A part of the problem is, no user ever look at codebases. Unlike you da a PCB, make an electrical machine, build a bridge, people see the result. In software people see the UI. Also because copying is free, in PCB for ex. every jumper wire cost you, in software they are for free. So why fixing things truely.
Copying isn't free though. Every front-end application built on Electron or running in a container that duplicates half of the OS stack burns more memory on my computer, forcing earlier upgrades of either the entire machine or RAM with each year that passes.
It's free to produce, but the cost of running more copied software always increases.
I think there are a number of per-unit costs of software, because your edge cases get tested more frequently. The risk goes up for users finding bugs and incompatible working environments. They demand more unusual features. If successful, your growing user base attracts the attention of competitors.
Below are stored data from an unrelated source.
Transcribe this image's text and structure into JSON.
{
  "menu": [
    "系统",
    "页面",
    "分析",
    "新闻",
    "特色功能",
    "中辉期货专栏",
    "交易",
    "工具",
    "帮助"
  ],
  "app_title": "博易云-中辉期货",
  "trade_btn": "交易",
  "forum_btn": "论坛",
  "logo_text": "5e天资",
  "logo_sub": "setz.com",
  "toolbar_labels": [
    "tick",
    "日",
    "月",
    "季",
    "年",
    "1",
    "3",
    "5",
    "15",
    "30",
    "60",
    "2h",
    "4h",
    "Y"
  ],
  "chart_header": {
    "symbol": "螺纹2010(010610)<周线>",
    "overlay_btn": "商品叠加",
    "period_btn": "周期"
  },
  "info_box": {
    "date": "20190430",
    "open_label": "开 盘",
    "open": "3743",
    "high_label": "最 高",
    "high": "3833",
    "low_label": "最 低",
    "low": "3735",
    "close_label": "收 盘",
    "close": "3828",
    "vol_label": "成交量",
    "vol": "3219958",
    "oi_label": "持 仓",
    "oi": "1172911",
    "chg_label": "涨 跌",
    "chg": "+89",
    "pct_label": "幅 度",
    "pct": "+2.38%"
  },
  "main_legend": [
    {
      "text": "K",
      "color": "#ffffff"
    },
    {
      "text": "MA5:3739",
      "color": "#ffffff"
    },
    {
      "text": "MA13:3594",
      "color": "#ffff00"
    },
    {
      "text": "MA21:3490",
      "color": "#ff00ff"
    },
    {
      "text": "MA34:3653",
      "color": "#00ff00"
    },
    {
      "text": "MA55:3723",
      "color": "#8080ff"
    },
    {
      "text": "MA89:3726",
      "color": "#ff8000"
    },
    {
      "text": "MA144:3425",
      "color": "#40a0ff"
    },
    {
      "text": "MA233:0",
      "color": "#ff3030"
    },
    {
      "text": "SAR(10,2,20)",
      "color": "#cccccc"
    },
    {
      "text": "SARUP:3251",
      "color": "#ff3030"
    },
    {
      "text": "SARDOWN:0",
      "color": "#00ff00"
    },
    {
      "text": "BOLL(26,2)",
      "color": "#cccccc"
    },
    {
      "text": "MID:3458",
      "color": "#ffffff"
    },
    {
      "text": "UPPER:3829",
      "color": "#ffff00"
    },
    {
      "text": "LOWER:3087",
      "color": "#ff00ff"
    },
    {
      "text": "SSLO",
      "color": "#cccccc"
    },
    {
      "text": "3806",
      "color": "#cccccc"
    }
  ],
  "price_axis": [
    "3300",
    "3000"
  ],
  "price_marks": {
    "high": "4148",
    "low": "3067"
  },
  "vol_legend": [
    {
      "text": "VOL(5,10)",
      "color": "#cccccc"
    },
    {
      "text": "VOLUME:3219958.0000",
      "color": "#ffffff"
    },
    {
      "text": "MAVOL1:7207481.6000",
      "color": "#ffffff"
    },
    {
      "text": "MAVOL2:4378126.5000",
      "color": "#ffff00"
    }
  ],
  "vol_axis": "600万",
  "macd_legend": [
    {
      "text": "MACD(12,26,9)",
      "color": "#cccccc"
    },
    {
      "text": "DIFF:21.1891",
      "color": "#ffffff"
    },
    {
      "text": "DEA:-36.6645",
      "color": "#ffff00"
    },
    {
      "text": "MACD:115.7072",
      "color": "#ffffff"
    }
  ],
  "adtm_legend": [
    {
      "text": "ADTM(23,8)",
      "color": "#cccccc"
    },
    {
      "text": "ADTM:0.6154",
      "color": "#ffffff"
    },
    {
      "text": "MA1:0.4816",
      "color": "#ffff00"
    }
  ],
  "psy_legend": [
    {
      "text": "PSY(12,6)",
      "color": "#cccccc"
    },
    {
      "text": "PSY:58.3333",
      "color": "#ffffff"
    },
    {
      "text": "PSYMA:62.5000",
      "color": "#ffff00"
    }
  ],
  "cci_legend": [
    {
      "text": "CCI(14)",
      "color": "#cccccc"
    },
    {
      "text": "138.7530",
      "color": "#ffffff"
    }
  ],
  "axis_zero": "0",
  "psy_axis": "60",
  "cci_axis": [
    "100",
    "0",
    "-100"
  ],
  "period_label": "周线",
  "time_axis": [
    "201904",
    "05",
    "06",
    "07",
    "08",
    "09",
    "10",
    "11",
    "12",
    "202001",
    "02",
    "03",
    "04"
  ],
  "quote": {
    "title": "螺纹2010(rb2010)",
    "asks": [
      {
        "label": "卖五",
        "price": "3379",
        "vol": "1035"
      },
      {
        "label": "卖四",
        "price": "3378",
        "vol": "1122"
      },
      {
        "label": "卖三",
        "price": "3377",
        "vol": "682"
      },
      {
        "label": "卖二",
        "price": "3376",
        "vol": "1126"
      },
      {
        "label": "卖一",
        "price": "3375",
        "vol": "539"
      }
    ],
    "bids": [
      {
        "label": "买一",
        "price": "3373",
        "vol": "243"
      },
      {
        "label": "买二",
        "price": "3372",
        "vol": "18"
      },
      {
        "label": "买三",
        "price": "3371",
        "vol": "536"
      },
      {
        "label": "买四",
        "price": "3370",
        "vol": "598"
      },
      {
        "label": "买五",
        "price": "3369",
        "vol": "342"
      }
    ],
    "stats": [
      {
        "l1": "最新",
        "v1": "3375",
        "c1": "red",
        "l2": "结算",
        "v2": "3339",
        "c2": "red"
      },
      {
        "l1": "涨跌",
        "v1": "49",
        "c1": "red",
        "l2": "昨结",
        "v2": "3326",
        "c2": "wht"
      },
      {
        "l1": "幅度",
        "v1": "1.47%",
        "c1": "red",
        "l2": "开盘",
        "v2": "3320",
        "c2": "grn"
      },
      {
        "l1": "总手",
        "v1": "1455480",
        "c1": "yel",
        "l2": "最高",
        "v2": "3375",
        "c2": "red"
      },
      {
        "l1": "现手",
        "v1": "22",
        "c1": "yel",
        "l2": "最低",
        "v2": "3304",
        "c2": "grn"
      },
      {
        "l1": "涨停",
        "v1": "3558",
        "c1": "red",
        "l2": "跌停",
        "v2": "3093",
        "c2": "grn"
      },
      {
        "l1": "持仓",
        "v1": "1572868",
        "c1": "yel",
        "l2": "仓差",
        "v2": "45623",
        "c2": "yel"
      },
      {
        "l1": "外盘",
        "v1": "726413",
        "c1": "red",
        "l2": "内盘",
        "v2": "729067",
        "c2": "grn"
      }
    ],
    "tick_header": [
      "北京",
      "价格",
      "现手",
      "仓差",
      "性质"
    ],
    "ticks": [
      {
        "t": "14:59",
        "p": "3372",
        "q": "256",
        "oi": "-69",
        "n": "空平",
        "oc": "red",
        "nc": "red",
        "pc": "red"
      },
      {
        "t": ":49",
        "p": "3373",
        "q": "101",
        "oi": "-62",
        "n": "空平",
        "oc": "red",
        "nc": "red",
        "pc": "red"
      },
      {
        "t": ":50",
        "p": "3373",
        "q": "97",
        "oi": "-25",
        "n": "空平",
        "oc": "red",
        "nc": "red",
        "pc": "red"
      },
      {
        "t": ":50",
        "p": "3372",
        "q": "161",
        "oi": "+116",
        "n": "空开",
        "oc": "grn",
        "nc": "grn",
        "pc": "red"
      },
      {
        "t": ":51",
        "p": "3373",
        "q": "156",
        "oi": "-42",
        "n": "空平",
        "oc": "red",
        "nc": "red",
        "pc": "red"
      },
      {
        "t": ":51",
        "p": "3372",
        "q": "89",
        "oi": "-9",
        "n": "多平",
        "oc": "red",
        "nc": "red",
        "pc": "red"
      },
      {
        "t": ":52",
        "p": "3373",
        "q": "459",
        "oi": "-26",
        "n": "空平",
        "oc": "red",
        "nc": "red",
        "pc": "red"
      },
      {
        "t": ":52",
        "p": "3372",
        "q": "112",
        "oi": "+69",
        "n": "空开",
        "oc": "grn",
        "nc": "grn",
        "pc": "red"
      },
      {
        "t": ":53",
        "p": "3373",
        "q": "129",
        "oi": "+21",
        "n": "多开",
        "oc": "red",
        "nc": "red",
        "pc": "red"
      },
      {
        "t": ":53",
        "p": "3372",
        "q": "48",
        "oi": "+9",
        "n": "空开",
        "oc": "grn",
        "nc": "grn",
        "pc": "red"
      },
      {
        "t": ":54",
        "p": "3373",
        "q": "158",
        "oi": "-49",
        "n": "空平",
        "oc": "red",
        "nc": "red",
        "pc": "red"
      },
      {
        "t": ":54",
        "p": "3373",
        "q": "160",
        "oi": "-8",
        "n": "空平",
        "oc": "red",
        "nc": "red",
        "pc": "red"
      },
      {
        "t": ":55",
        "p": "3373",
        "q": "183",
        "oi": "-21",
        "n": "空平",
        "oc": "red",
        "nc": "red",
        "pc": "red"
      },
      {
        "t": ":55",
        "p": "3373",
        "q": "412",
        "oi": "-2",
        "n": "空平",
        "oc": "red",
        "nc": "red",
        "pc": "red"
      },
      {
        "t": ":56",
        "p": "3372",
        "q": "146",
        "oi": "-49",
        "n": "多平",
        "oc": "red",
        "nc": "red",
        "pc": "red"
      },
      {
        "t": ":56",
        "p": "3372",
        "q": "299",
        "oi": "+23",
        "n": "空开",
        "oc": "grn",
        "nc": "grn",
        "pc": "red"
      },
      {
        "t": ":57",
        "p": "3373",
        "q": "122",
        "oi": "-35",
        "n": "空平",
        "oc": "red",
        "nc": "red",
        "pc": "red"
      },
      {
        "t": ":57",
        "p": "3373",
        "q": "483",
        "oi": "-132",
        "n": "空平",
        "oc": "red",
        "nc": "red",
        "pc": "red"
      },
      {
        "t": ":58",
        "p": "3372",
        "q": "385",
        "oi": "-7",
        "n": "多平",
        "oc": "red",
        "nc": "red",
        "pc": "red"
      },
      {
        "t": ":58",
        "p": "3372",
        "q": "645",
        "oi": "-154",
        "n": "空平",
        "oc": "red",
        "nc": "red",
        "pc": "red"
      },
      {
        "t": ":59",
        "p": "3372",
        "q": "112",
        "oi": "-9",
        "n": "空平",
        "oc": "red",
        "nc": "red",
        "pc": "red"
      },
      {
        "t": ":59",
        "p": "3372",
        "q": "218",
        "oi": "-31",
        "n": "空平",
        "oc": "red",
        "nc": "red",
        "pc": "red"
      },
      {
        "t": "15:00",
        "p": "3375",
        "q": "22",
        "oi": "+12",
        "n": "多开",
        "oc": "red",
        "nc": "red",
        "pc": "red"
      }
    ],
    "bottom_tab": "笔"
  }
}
If coupled with hardware, the rising complexity of software makes the hardware more costly to develop and sustain. It may delay the introduction of newer or more valuable hardware features and products.
When consumer software still came on physical media, nearly everything advertised the amount of ram and minimum system and cpu requirements necessary to run the software.
That just isn't the case nowadays, so you don't know there will be trouble until it occurs at runtime.
I can limit the memory available to ALL the tools I use every day (I only do it for docker and jvm stuff), set priority levels, etc., but it feels very weird for a brand new laptop to hit swap after a few days of uptime.